Schnitterin (2), 1982, Ölpastell
Schnitterin (2), 1982, Ölpastell

Zum Problem der Willensfreiheit im Hinblick auf die Vorhersehung Gottes

Eine göttliche Vorherbestimmung aller Dinge im Detail schließt die Liebe und Fürsorge Gottes aus.

Ein Vorherwissen künftiger Entscheidungen und Schicksalswege ohne Einflussnahme ist theoretisch möglich, enthebt aber nicht den Wissenden der Verantwortlichkeit, insbesondere dann, wenn es sich bei diesem Wissenden um Gott handelt.

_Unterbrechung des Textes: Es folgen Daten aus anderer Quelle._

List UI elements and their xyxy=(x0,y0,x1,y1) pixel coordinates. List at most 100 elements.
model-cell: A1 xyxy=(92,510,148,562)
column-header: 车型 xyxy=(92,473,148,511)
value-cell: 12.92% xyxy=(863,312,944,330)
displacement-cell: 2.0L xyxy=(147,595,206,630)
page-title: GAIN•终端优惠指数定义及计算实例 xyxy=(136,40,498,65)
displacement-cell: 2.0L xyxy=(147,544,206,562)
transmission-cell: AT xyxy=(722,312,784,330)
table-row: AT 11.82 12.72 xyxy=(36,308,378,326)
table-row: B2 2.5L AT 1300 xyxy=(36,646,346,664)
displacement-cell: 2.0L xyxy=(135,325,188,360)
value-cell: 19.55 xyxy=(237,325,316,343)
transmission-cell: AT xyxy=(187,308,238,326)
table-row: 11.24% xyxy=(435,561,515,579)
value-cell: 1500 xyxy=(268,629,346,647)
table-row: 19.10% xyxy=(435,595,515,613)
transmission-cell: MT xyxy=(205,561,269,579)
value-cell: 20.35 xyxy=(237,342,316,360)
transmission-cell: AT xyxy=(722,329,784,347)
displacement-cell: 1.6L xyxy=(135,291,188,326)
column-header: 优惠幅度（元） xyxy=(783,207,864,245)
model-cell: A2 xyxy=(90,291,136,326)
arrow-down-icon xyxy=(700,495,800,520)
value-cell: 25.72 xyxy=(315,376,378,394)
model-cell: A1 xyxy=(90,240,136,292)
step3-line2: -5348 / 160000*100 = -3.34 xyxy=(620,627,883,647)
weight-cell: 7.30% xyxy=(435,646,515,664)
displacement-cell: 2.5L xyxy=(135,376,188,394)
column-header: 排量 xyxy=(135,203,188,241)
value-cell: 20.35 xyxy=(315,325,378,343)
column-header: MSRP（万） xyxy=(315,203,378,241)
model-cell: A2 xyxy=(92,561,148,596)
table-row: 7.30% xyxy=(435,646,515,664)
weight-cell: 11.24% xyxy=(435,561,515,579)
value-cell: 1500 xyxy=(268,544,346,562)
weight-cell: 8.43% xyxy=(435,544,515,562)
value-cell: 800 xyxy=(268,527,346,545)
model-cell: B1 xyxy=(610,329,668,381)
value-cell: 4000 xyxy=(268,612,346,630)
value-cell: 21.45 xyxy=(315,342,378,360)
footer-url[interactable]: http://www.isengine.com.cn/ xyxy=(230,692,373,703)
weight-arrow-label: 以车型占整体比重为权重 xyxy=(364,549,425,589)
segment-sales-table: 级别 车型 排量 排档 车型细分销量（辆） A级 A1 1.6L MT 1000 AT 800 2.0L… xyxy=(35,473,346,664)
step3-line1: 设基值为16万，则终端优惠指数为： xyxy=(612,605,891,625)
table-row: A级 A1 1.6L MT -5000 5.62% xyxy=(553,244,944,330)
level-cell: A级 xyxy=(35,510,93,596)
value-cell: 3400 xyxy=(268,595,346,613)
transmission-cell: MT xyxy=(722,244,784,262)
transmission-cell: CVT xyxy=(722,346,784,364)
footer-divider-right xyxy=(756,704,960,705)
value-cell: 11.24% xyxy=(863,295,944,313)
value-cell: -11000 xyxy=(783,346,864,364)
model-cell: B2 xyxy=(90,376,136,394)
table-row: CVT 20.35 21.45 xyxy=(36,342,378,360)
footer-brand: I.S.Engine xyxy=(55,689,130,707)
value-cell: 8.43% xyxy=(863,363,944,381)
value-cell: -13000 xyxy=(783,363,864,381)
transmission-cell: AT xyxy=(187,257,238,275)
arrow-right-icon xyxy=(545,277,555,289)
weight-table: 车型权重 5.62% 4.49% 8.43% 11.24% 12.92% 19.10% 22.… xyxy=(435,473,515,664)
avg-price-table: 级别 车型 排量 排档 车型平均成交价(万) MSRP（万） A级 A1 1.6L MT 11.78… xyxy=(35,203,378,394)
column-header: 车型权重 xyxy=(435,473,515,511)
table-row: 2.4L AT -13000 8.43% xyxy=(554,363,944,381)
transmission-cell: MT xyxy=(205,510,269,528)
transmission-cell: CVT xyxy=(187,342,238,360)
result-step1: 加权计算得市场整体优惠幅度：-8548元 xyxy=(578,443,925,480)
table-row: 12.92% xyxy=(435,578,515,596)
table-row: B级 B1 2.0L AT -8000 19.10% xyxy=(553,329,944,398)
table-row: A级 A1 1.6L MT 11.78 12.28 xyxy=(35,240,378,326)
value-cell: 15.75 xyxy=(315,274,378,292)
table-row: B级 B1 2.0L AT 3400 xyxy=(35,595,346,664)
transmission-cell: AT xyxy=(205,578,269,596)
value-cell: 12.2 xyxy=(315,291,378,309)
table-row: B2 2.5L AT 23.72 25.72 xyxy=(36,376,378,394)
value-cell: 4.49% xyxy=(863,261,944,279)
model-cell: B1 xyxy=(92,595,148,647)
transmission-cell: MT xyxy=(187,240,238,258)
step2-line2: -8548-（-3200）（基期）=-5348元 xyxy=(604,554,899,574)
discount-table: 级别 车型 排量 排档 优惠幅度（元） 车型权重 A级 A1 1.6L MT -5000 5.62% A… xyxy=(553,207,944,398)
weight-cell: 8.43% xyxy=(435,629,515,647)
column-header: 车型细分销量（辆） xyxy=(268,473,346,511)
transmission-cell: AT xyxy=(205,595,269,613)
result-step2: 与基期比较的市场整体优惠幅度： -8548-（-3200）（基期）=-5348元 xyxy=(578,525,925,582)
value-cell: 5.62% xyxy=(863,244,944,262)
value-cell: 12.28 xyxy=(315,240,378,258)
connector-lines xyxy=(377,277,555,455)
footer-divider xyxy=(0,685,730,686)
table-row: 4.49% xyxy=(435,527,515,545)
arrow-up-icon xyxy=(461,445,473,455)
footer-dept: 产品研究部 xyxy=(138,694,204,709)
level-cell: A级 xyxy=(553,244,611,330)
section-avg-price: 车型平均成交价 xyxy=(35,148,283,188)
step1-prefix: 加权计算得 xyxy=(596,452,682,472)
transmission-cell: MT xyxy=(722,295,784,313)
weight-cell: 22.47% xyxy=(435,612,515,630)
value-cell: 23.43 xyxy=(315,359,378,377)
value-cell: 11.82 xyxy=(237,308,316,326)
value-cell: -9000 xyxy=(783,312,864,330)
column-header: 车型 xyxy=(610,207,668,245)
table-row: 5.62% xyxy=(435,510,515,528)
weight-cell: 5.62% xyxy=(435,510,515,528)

Von einem lebendigen, der Fürsorge fähigen Gott erwartet man nämlich, dass er das drohende äußerste Böse nicht nur passiv hinnimmt, sondern nach Möglichkeit zu verhindern trachtet. Wenn er nun aber alles zuvor vorausgesehen hat, samt seinen eigenen Möglichkeiten und tatsächlichen Handlungen, in das Geschehen einzugreifen, könnte es da nicht sein, dass er, besonders dann, wenn er um die Vergeblichkeit all seiner Eingriffe bei besonders hartnäckigen Menschen weiß, seiner eigenen vorhergesehenen Handlungsweisen und Eingriffe überdrüssig wird und diese ändert, zumal die Möglichkeit, selbst die Initiative zu ergreifen, in seiner eigenen Macht steht? Das Dilemma liegt also darin, dass es für einen Menschen theoretisch sehr wohl möglich ist, als ein Unbeteiligter die Zukunft vorauszusehen, ohne in den freien Willen des beobachteten Handelnden einzugreifen. Dasselbe gilt aber nicht für Gott, in dessen Macht es steht, bei jeder Gelegenheit auf seine Weise Einfluss zu nehmen und das Schicksal zu lenken, sofern er dabei nicht in den freien Willen der handelnden Personen eingreift. Die These, dass Gott in der Lage sei, alle Zukunft bis in die „Unendlichkeit“, und zwar ins kleinste Detail vorherzusehen, birgt die Gefahr in sich, ihm zugleich eine gewollte und souveräne Vorherbestimmung zu unterstellen, da er selbst als Handelnder nie ausgeschlossen werden kann. Als Erster hat der Kirchenvater Augustinus diesen gefährlichen Weg einer aus menschlicher Sicht folgerichtigen Logik beschritten, indem er behauptete, Gott habe in seiner souveränen Voraussicht auch das Unheil und Verderben eines gewissen, ja sogar des größten Teils der Menschheit vorherbestimmt. Ein unmenschliches, ja teuflisches Gottesbild war die Folge. Augustinus ist erst nach einer längeren Entwicklungsperiode zu diesem Gedanken gekommen. Ursprünglich vertrat er die Ansichten seiner christlichen Vorgänger, dass Vorhersehung und Vorherbestimmung auch bei Gott prinzipiell zweierlei seien, bis ihm später offenbar das scheinbare Missverhältnis beider Begriffe, bezogen auf Gott, ins Auge fiel und er daran ging, beide Begriffe auf Kosten von Liebe und Gerechtigkeit Gottes zu vereinheitlichen.